Bill Graham

Kindheit und frühe Jugend

BILL GRAHAM wurde *8. 1. 1931 in Berlin unter dem Namen WOLFGANG GRAJONCA als sechstes Kind russisch-jüdischer Einwanderer, die kurz vor seiner Geburt über Ostpreußen nach Berlin gekommen waren, geboren. Der Vater, Ingenieur von Beruf, starb zwei Tage nach der Geburt seines Sohnes. Die Mutter arbeitete als Verkäuferin in einem Berliner Kaufhaus. Nach dem Machtantritt der Nazis im Januar 1933 gab die aus wohlhabenden Verhältnissen stammende, in Litauen gebürtige Mutter ihre sechs Kinder in ein Kinderheim, um sie vor der wachsenden antisemitischen Stimmung in der deutschen Bevölkerung zu schützen. Im Zuge eines Austausches jüdischer gegen christliche Waisenkinder kamen die beiden Jüngsten der Grajonca-Geschwister 1937 in ein französisches Waisenhaus. Nach der Besetzung Frankreichs durch deutsche Truppen im Juni 1940 wurden sie mit einem Kindertransport in die USA verschifft. Der Transport ist von deutschen U-Booten angegriffen und weitgehend vernichtet worden. Unter den wenigen Überlebenden war auch der 18-jährige WOLFGANG GRAJONCA, seine jüngere Schwester Tolla kam im Atlantik ums Leben. Von dem in Deutschland verbliebenen Teil der Familie überlebte nur seine Schwester Esther im Konzentrationslager Auschwitz den Holocaust. Seiner Schwester Rita gelang 1941 unmittelbar vor der Deportation die Flucht aus Deutschland.

Erste Jahre in den USA

Angekommen in den USA wurde der junge GRAJONCA in eine Gastfamilie gegeben. Er änderte seinen Namen in BILL GRAHAM, beendete die Schule und erwarb einen Business-Abschluss am City College New York. Nach Ableistung seines Wehrdienstes, der ihn 1951 in den Koreakrieg führte, jobbte er in New York und Umgebung als Kellner und bekam dabei erste Kontakte zur Musikszene. Anfang der 1960er Jahre siedelte er nach San Francisco um, wo er in Kontakt mit der inzwischen legendär gewordenen Straßentheatergruppe SAN FRANCISCO MIME TROUPE kam. 1965 gab der inzwischen als Bankgewerbe tätige Graham seine Karriere auf und übernahm das Management der Theatergruppe, nachdem der künstlerische Leiter des politisch radikalen Unternehmens, RONNY DAVIS, wegen fortgesetzter Angriffe auf die US-Politik und Missachtung des gegen ihn eingesetzten Gerichtes eine zweijährige Gefängnisstrafe hatte antreten müssen. Die durch die Gerichtskosten der Theatergruppe entstandenen finanziellen Schwierigkeiten löste GRAHAM durch die Veranstaltung eines Benefizkonzerts mit lokalen Rockgruppen. Es sollte der erste Schritt auf dem Weg zum bedeutendsten Impresario in der Geschichte der Rockmusik werden.

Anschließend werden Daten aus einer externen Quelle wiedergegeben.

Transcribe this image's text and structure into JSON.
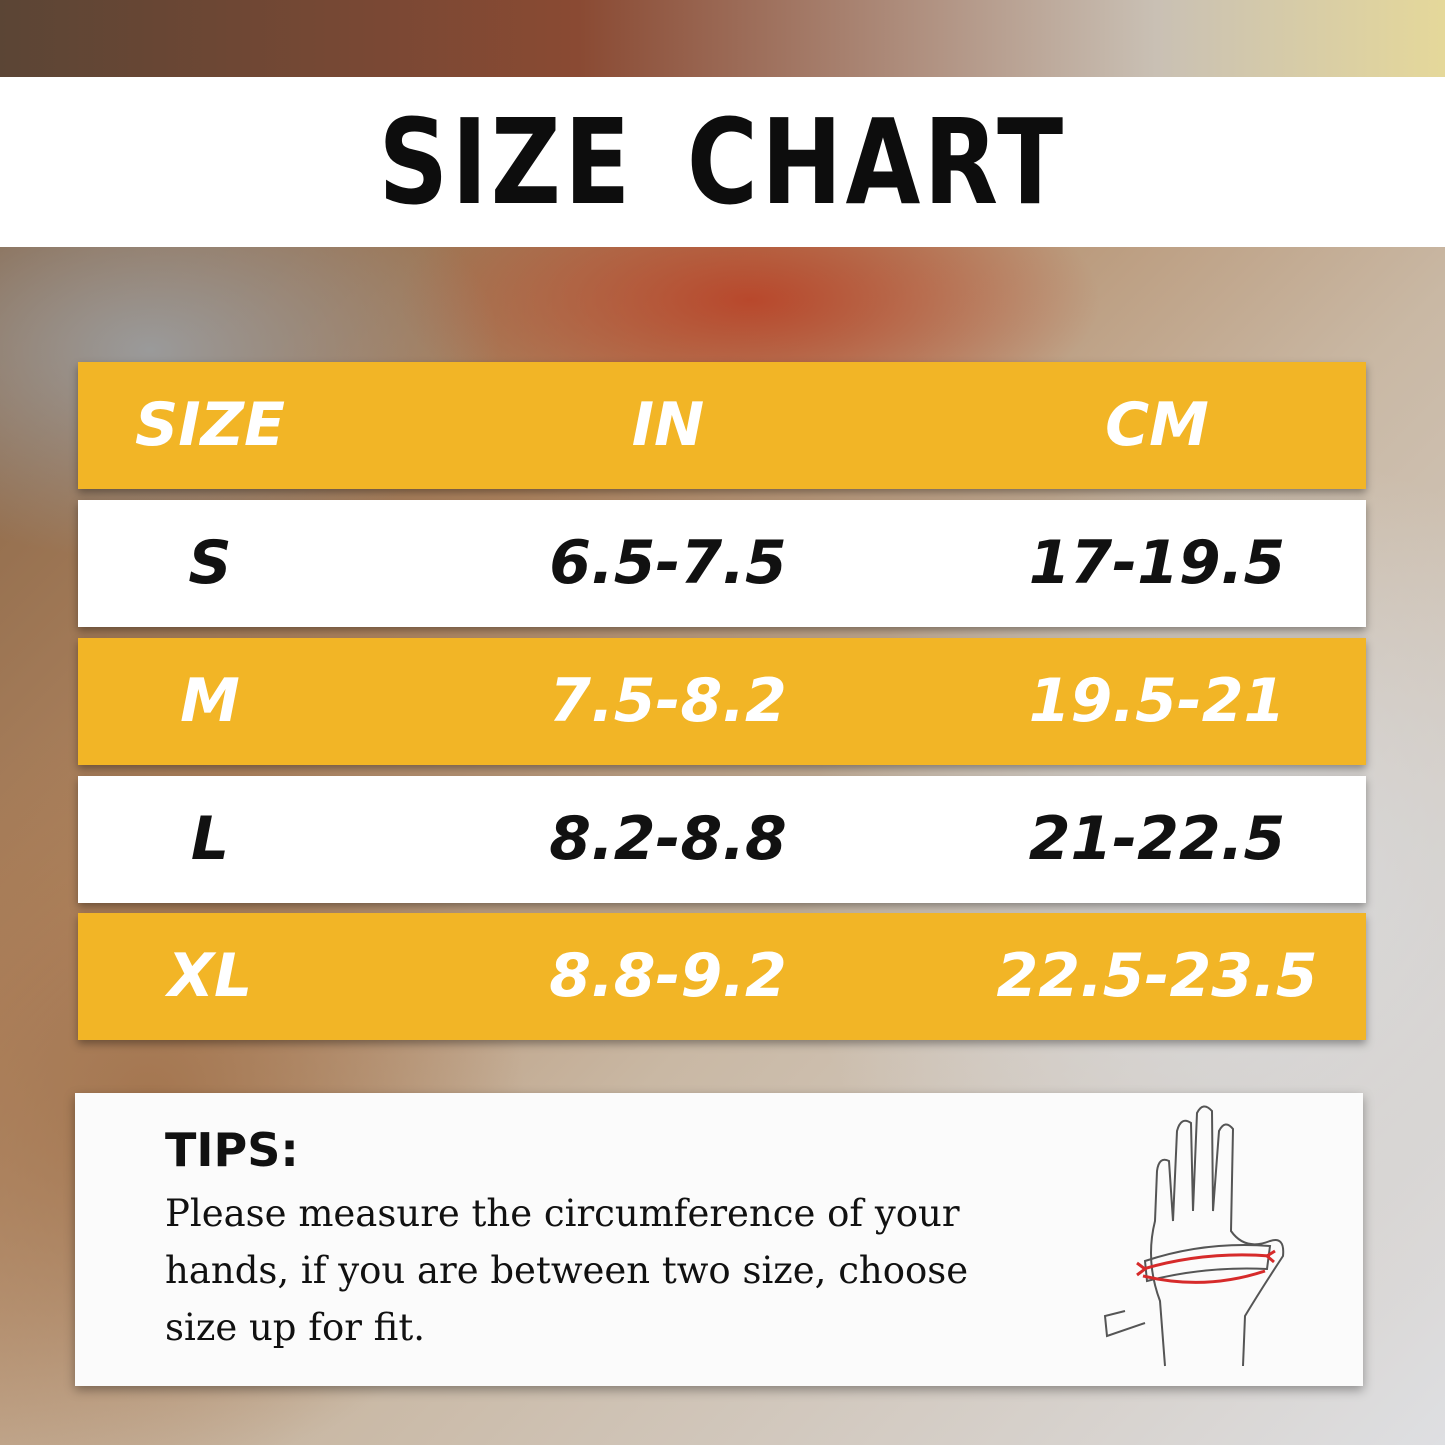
{
  "title": "SIZE CHART",
  "colors": {
    "accent": "#F2B526",
    "header_text": "#FFFFFF",
    "dark_text": "#111111"
  },
  "table": {
    "headers": [
      "SIZE",
      "IN",
      "CM"
    ],
    "rows": [
      {
        "size": "S",
        "in": "6.5-7.5",
        "cm": "17-19.5"
      },
      {
        "size": "M",
        "in": "7.5-8.2",
        "cm": "19.5-21"
      },
      {
        "size": "L",
        "in": "8.2-8.8",
        "cm": "21-22.5"
      },
      {
        "size": "XL",
        "in": "8.8-9.2",
        "cm": "22.5-23.5"
      }
    ]
  },
  "tips": {
    "heading": "TIPS:",
    "text": "Please measure the circumference of your hands, if you are between two size, choose size up for fit.",
    "icon": "hand-measuring-tape-icon"
  }
}
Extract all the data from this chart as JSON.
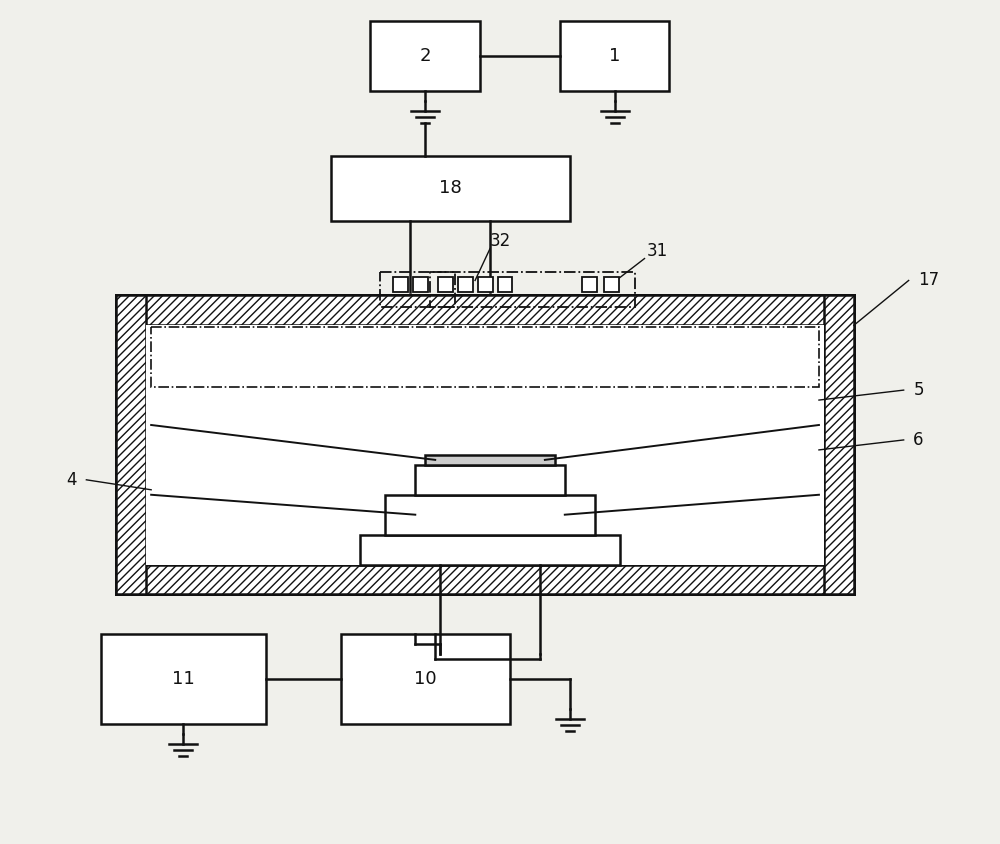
{
  "bg_color": "#f0f0eb",
  "line_color": "#111111",
  "figsize": [
    10.0,
    8.44
  ],
  "labels": {
    "box1": "1",
    "box2": "2",
    "box18": "18",
    "box10": "10",
    "box11": "11",
    "label4": "4",
    "label5": "5",
    "label6": "6",
    "label17": "17",
    "label31": "31",
    "label32": "32"
  }
}
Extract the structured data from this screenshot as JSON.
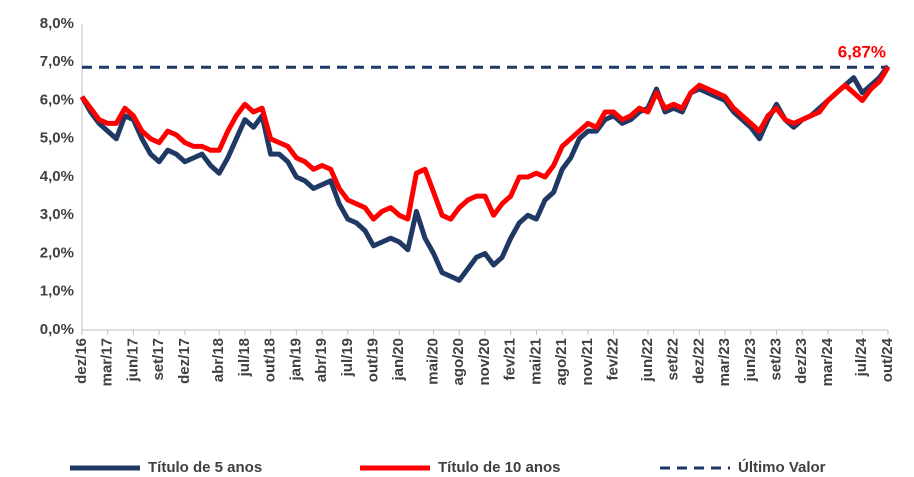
{
  "chart_data": {
    "type": "line",
    "categories": [
      "dez/16",
      null,
      null,
      "mar/17",
      null,
      null,
      "jun/17",
      null,
      null,
      "set/17",
      null,
      null,
      "dez/17",
      null,
      null,
      null,
      "abr/18",
      null,
      null,
      "jul/18",
      null,
      null,
      "out/18",
      null,
      null,
      "jan/19",
      null,
      null,
      "abr/19",
      null,
      null,
      "jul/19",
      null,
      null,
      "out/19",
      null,
      null,
      "jan/20",
      null,
      null,
      null,
      "mai/20",
      null,
      null,
      "ago/20",
      null,
      null,
      "nov/20",
      null,
      null,
      "fev/21",
      null,
      null,
      "mai/21",
      null,
      null,
      "ago/21",
      null,
      null,
      "nov/21",
      null,
      null,
      "fev/22",
      null,
      null,
      null,
      "jun/22",
      null,
      null,
      "set/22",
      null,
      null,
      "dez/22",
      null,
      null,
      "mar/23",
      null,
      null,
      "jun/23",
      null,
      null,
      "set/23",
      null,
      null,
      "dez/23",
      null,
      null,
      "mar/24",
      null,
      null,
      null,
      "jul/24",
      null,
      null,
      "out/24"
    ],
    "series": [
      {
        "name": "Título de 5 anos",
        "color": "#1f3864",
        "values": [
          6.1,
          5.7,
          5.4,
          5.2,
          5.0,
          5.6,
          5.5,
          5.0,
          4.6,
          4.4,
          4.7,
          4.6,
          4.4,
          4.5,
          4.6,
          4.3,
          4.1,
          4.5,
          5.0,
          5.5,
          5.3,
          5.6,
          4.6,
          4.6,
          4.4,
          4.0,
          3.9,
          3.7,
          3.8,
          3.9,
          3.3,
          2.9,
          2.8,
          2.6,
          2.2,
          2.3,
          2.4,
          2.3,
          2.1,
          3.1,
          2.4,
          2.0,
          1.5,
          1.4,
          1.3,
          1.6,
          1.9,
          2.0,
          1.7,
          1.9,
          2.4,
          2.8,
          3.0,
          2.9,
          3.4,
          3.6,
          4.2,
          4.5,
          5.0,
          5.2,
          5.2,
          5.5,
          5.6,
          5.4,
          5.5,
          5.7,
          5.8,
          6.3,
          5.7,
          5.8,
          5.7,
          6.2,
          6.3,
          6.2,
          6.1,
          6.0,
          5.7,
          5.5,
          5.3,
          5.0,
          5.5,
          5.9,
          5.5,
          5.3,
          5.5,
          5.6,
          5.8,
          6.0,
          6.2,
          6.4,
          6.6,
          6.2,
          6.4,
          6.6,
          6.9
        ]
      },
      {
        "name": "Título de 10 anos",
        "color": "#ff0000",
        "values": [
          6.1,
          5.8,
          5.5,
          5.4,
          5.4,
          5.8,
          5.6,
          5.2,
          5.0,
          4.9,
          5.2,
          5.1,
          4.9,
          4.8,
          4.8,
          4.7,
          4.7,
          5.2,
          5.6,
          5.9,
          5.7,
          5.8,
          5.0,
          4.9,
          4.8,
          4.5,
          4.4,
          4.2,
          4.3,
          4.2,
          3.7,
          3.4,
          3.3,
          3.2,
          2.9,
          3.1,
          3.2,
          3.0,
          2.9,
          4.1,
          4.2,
          3.6,
          3.0,
          2.9,
          3.2,
          3.4,
          3.5,
          3.5,
          3.0,
          3.3,
          3.5,
          4.0,
          4.0,
          4.1,
          4.0,
          4.3,
          4.8,
          5.0,
          5.2,
          5.4,
          5.3,
          5.7,
          5.7,
          5.5,
          5.6,
          5.8,
          5.7,
          6.2,
          5.8,
          5.9,
          5.8,
          6.2,
          6.4,
          6.3,
          6.2,
          6.1,
          5.8,
          5.6,
          5.4,
          5.2,
          5.6,
          5.8,
          5.5,
          5.4,
          5.5,
          5.6,
          5.7,
          6.0,
          6.2,
          6.4,
          6.2,
          6.0,
          6.3,
          6.5,
          6.87
        ]
      }
    ],
    "reference": {
      "name": "Último Valor",
      "value": 6.87,
      "label": "6,87%",
      "color": "#1f3864",
      "label_color": "#ff0000"
    },
    "ylim": [
      0,
      8
    ],
    "yticks": [
      {
        "value": 0,
        "label": "0,0%"
      },
      {
        "value": 1,
        "label": "1,0%"
      },
      {
        "value": 2,
        "label": "2,0%"
      },
      {
        "value": 3,
        "label": "3,0%"
      },
      {
        "value": 4,
        "label": "4,0%"
      },
      {
        "value": 5,
        "label": "5,0%"
      },
      {
        "value": 6,
        "label": "6,0%"
      },
      {
        "value": 7,
        "label": "7,0%"
      },
      {
        "value": 8,
        "label": "8,0%"
      }
    ],
    "grid": false,
    "legend": "bottom"
  }
}
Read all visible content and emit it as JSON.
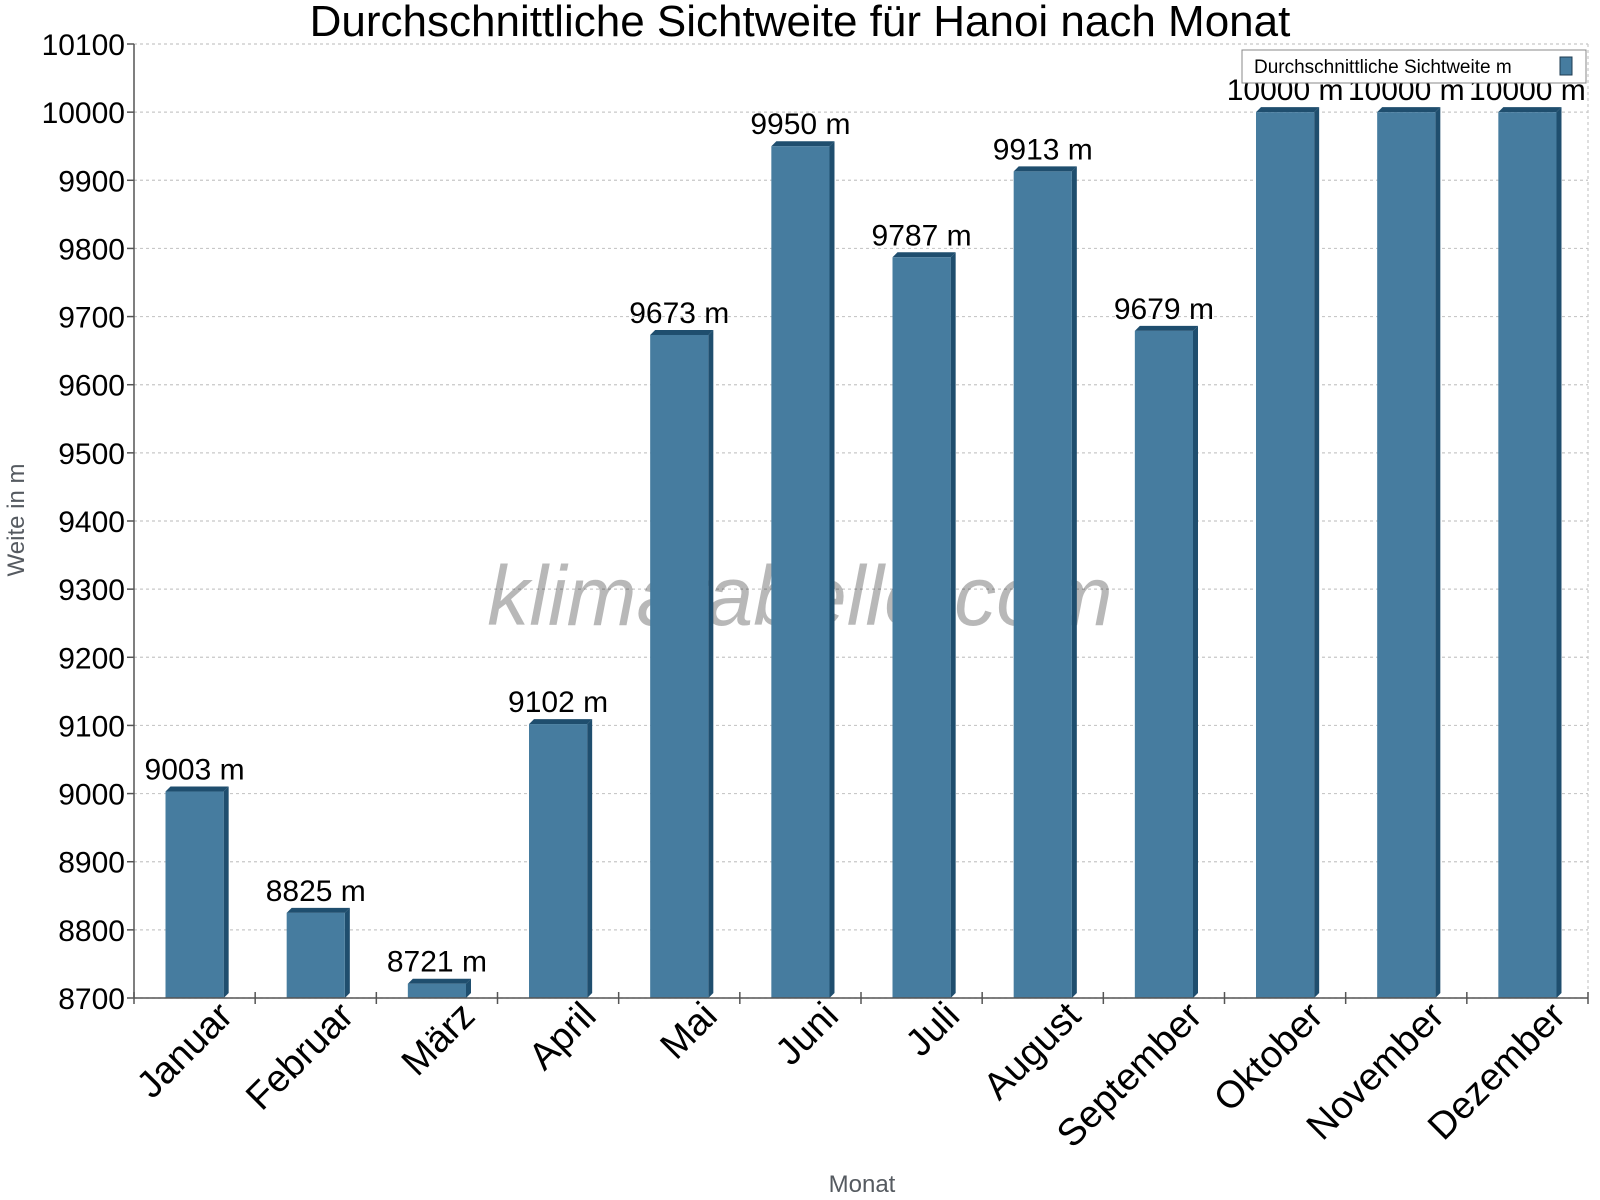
{
  "chart_data": {
    "type": "bar",
    "title": "Durchschnittliche Sichtweite für Hanoi nach Monat",
    "xlabel": "Monat",
    "ylabel": "Weite in m",
    "categories": [
      "Januar",
      "Februar",
      "März",
      "April",
      "Mai",
      "Juni",
      "Juli",
      "August",
      "September",
      "Oktober",
      "November",
      "Dezember"
    ],
    "series": [
      {
        "name": "Durchschnittliche Sichtweite m",
        "values": [
          9003,
          8825,
          8721,
          9102,
          9673,
          9950,
          9787,
          9913,
          9679,
          10000,
          10000,
          10000
        ],
        "labels": [
          "9003 m",
          "8825 m",
          "8721 m",
          "9102 m",
          "9673 m",
          "9950 m",
          "9787 m",
          "9913 m",
          "9679 m",
          "10000 m",
          "10000 m",
          "10000 m"
        ]
      }
    ],
    "ylim": [
      8700,
      10100
    ],
    "yticks": [
      "8700",
      "8800",
      "8900",
      "9000",
      "9100",
      "9200",
      "9300",
      "9400",
      "9500",
      "9600",
      "9700",
      "9800",
      "9900",
      "10000",
      "10100"
    ],
    "grid": true,
    "legend_position": "top-right",
    "watermark": "klimatabelle.com",
    "colors": {
      "bar": "#467c9f",
      "bar_dark": "#1f4e6e",
      "grid": "#c8c8c8",
      "axis": "#555555"
    }
  }
}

Es folgte weitere Konzerte zur Unterstützung der MIME TROUPE, bis er 1966 schließlich das Fillmore Auditorium übernahm und hier Shows mit den Ikonen der amerikanischen Gegenkultur wie JEFFERSON AIRPLANE, JANIS JOPLIN (1943-1970), COUNTRY JOE AND THE FISH, THE FUGS und THE GRATEFUL DEAD produzierte. Die Shows wurden zur Plattform des Westcoast Rock und zur Initialzündung für die als Psychedelic Rock bekannt gewordene Variante der Rockmusik. Von 1967 bis 1968 war er zugleich Manager der JEFFERSON AIRPLANE, einer der Hauptvertreter des Psychedelic Rock.

Rock-Promoter

Binnen Jahresfrist war BILL GRAHAM zum wichtigsten Rock-Promoter der USA geworden. Dem Fillmore Auditorium in San Francisco stellte er 1968 das Fillmore West sowie die Winterland Arena an die Seite. In New York erhielt das Fillmore mit dem Fillmore East im vormaligen Village Theater ein Pedant, das weltweit zu ersten Adresse für Rockkonzerte wurde. Mit der Millard Agency gründete er 1968 eine der bedeutendsten Konzertagenturen, die für ein Großteil der Rockkonzerte in den USA mit allem, was Rang und Namen hatte, als Veranstalter verantwortlich zeichnete. Er realisierte die US-Tourneen einer Vielzahl von Rockbands, darunter bis 1989 auch die US-Tourneen der Rolling Stones. Zugleich gab er immer wieder Newcomern eine Chance. So verdanken etwa JIMI HENDRIX (1942-1970) oder auch CARLOS SANTANA (geb. 1947) ihm ihre Karrieren. Seine diversen Unternehmen waren in der Holding Bill Graham Presents zusammengefasst.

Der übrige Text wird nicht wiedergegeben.